Geoffrey Charles Hollis died on 25th May, 1959, at the age of 77.

Mr. Hollis was educated at Mill Hill School, London, from 1893 to 1899, and then took a general engineering course at University College, London, for two years. He attained the matriculation certificate, and went on to train at the Camborne School of Mines, gaining their Diploma in 1901.

His first professional appointment was in Italy as assistant manager of mines of the Neuchatel Asphalte Co., Ltd., at Scafa, Chieti, from 1905 to 1906, when he left to work as underground assistant in the pyrites mines of Messrs. Mason and Barry at Mertola, Portugal. Three years later Mr. Hollis took employment in Mexico, first as underground manager at Tetilan mine for Amalgamated Mining and Milling Co., Hildago, Mexico, then, in order to gain milling experience, as cyanide shift boss with San y Anexas Mining Co., and in the following year as manager of a third mining company.
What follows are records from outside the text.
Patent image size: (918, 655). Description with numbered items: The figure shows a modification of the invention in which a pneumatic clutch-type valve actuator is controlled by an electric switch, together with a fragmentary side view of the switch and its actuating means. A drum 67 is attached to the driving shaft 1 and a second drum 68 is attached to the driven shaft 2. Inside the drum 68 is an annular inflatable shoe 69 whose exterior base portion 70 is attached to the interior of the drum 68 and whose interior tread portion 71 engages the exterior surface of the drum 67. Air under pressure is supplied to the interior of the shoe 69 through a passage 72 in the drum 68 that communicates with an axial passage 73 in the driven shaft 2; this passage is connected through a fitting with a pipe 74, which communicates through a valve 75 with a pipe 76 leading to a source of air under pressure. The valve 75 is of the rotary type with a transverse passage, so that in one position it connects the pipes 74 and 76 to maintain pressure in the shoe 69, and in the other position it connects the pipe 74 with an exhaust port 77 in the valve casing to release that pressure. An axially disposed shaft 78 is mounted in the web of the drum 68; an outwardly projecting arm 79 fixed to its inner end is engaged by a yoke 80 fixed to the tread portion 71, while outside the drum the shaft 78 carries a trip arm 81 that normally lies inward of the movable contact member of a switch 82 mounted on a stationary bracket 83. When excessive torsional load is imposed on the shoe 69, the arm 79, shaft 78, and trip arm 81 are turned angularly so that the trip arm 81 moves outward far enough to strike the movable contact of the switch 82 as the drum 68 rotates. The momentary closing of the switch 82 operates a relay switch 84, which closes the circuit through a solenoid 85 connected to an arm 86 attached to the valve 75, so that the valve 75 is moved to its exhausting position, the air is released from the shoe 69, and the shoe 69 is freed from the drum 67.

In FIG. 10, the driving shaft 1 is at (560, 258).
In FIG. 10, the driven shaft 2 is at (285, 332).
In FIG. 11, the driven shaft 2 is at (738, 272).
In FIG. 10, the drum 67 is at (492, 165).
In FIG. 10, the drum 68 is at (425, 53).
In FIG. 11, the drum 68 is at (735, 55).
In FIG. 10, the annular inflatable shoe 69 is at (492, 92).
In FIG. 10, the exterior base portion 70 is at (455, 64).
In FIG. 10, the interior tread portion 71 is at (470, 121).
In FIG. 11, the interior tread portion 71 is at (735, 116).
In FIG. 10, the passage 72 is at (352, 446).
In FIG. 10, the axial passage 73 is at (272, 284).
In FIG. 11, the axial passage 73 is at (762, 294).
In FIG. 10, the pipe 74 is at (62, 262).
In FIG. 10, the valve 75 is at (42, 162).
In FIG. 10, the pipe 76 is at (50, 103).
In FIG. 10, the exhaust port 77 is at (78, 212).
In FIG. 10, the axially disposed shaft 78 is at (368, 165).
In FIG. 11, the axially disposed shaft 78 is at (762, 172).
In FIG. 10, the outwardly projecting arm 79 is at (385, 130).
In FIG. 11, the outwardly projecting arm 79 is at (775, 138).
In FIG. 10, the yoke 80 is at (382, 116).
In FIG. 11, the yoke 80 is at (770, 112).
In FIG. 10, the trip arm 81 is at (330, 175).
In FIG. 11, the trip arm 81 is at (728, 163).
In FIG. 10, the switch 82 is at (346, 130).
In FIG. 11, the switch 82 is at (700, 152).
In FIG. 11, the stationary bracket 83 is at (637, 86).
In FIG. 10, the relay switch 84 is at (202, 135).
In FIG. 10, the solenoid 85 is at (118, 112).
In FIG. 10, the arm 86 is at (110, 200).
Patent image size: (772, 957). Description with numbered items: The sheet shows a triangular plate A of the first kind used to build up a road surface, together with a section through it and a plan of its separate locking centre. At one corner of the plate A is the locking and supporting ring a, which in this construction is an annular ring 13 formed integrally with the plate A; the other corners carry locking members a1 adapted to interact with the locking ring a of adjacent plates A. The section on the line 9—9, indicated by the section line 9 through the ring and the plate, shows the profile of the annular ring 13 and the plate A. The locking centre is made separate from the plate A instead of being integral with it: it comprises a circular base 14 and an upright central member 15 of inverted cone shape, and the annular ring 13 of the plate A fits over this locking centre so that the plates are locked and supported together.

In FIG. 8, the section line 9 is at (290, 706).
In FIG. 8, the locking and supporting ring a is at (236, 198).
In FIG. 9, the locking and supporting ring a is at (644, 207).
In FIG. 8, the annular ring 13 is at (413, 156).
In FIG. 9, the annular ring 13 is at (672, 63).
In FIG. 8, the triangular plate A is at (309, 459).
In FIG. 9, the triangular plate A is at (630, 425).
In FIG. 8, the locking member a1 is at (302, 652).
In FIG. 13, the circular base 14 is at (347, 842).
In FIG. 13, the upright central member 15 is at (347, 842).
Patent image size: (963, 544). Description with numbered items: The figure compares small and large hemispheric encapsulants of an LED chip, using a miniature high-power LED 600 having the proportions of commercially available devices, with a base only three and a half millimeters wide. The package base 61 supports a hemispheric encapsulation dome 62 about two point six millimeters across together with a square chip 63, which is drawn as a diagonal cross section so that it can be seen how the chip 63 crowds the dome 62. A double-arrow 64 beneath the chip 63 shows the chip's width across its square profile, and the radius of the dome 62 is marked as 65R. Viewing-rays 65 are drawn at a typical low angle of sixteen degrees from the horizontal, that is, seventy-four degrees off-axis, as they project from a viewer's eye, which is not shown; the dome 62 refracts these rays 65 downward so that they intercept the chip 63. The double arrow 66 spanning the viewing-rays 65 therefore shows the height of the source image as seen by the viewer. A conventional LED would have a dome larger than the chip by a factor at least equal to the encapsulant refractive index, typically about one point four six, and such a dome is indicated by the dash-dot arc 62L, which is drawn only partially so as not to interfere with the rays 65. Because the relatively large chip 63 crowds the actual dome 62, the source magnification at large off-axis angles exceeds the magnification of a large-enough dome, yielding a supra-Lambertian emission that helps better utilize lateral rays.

For short while before the first world war, Mr. Hollis was reporting on gold mines in Transylvania, but joined up in 1914 for service with the 6th Royal Berkshire Regiment (53rd Brigade, 18th Division). He was commissioned and after five years was invalided out of the Army in 1919 with the rank of Captain.

He took a refresher course at Camborne, and remained for a time as an assistant lecturer. He went to Canada in 1920 to superintend diamond-drilling exploration in the Porcupine district of Ontario, for London interests, and after more than a year’s unemployment, worked in the London office of the late Mr. L.M. Cockerell, M.I.M.M., for a year. Mr. Hollis was engaged with Cyprus Mines Corporation from 1924 to 1925 as a surveyor for railway and for crushing and power plants, and then went to the U.S.A. where he took up oil leases in Texas for an English syndicate.

In 1928 Mr. Hollis worked for Midland Coal Products Co., Ltd., Nottingham, on their commercial-scale experimental low-temperature carbonization plant, and paid a brief visit to Mexico examining and reporting there on behalf of Mr. Cockerell. Early in 1929 he took up an administrative post with a firm of electrical heating engineers in London, but returned to mining four years later, when he left England as mine superintendent to Libiola Copper Mining Co. at Sestri Levante, Italy, later becoming general manager and remaining there until 1935. Mr. Hollis then travelled to Australia on his appointment as general superintendent in Western Australia for Corderoy Mines, Ltd., at Pilgrim’s Rest gold mine, Whim Creek, but after a year travelled to Central America where he was for two years engineer-in-charge of a small gold mining property in Honduras. At the beginning of the war he worked for H.M. Office of Works and then transferred to the National Coal Board, and until his retirement in 1956 was engaged in opencast coal mining.

He joined the Institution as a Student in 1904, and was elected an Associate Member in 1913, and a full Member in 1937.